The Innovative Marching Band

Image result for Drone with camera

When I think of a drone, I think, "That's a cool hobby. The video looks amazing and it would be fun to learn how to fly one." At Central High School, the music department has made it more than a hobby. 

The use of a drone for the Marching Maroons, under the direction of John Currey, started as a solution to a problem. "We could only take video of the marching forms from the sideline, or from a scissor lift," says Stephen Larson, Assistant Marching Band Director. "With the drone, we get a vantage point that makes it easy to see the entire picture."

The process started with Central High Schools administration. "We purchased this for the school because I had seen one used in other venues and at other schools' functions," says Central Principal Joe Williams. "I asked John Woods, Assistant Principal for Facilities and Programs, if he thought there would be a use for it from his point of view.  I also asked our marching band directors if they would use it." After seeing interest from both parties, Williams then purchased the drone, which has been used for athletic practice, performances, and games ever since.
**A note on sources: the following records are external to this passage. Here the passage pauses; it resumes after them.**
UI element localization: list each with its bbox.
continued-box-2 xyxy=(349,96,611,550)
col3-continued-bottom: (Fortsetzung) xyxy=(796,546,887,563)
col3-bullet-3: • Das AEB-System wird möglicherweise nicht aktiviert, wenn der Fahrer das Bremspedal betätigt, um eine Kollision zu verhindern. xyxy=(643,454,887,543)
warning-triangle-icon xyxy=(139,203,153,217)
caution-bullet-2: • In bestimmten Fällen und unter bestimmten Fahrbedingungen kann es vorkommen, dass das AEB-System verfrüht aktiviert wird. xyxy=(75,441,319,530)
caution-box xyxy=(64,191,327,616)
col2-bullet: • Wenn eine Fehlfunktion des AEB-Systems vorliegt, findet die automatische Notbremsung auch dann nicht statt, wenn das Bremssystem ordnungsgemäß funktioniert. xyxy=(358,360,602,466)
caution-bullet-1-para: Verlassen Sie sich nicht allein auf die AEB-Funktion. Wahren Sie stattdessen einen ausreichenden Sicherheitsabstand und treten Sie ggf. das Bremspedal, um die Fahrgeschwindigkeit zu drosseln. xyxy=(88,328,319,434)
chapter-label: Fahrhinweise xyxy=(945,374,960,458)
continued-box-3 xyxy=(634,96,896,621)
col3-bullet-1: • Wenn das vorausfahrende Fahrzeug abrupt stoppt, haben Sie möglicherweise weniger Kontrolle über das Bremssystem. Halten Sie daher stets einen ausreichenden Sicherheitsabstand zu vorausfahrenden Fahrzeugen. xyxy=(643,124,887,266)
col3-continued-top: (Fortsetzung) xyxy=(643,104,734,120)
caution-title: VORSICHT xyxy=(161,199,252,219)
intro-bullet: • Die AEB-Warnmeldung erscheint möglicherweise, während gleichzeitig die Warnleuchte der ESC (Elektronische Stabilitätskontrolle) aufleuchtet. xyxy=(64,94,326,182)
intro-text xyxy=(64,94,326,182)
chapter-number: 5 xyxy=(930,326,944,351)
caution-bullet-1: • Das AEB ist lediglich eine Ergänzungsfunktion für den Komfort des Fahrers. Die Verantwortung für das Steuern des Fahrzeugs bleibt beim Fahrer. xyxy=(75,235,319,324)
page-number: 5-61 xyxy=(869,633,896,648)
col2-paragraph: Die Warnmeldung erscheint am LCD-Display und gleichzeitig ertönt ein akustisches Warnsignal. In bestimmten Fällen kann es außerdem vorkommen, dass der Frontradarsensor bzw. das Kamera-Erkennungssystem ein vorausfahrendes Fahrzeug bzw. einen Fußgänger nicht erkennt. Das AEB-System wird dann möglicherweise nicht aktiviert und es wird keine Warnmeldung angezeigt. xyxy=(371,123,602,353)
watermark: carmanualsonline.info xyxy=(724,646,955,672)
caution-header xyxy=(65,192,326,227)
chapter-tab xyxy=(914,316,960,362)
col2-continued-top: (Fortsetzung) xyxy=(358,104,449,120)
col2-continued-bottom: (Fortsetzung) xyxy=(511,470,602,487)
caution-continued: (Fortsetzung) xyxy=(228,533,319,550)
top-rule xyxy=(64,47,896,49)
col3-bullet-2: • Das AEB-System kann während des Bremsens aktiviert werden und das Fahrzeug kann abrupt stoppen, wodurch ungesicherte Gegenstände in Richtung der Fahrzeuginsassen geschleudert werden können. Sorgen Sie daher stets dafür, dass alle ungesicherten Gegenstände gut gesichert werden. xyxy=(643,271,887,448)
For coaches or teachers interested in possibly using a drone in the future, Mr. Larson also provided a little information on the ease of setting up and using the drone. "The particular model, the Phantom 4, has numerous steps to set up for flying, but they are easy to follow. The company has how-to videos on their website. The controls are also easy to master after a few minutes."

But Larson not only views this as an opportunity to make stunning visuals of the Marching Maroons, but also as a learning opportunity for their students. He shares the footage with the synced audio (provided through a separate device) for students to not only critique and reflect on their sound and movement, but also to look for areas to improve and see their progress from week to week.
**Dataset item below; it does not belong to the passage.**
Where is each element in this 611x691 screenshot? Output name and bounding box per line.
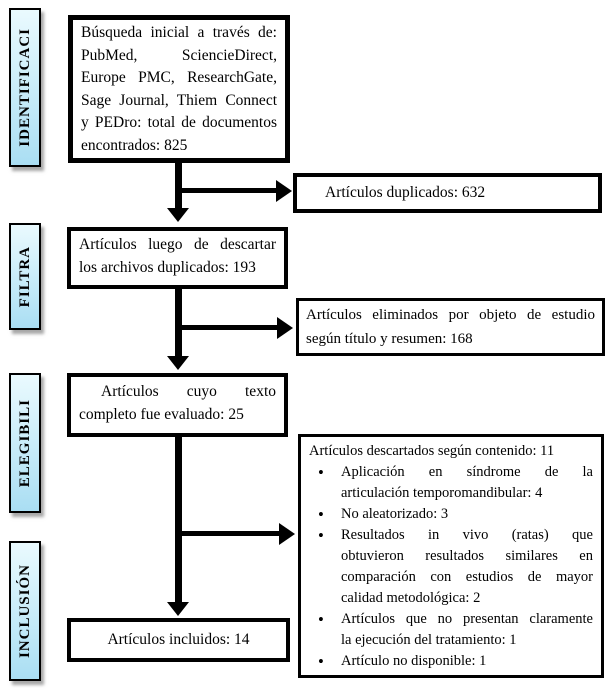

For Band Directors that are looking to use a drone in this way, Larson had some advice for accessories as well. "The package our Principal purchased included extra batteries, and a solid storage case for all the equipment." He also recommended a dedicated iPad, multiple micro flash cards for storing videos, a high quality audio recording device, and an extra video camera to use for an audience view angle. 

So if you teach at Central High School and would like to use this drone, it is available to you. If you teach elsewhere, get the conversation started in your school or district. Because having a bird's eye view can help your students gain a whole new perspective.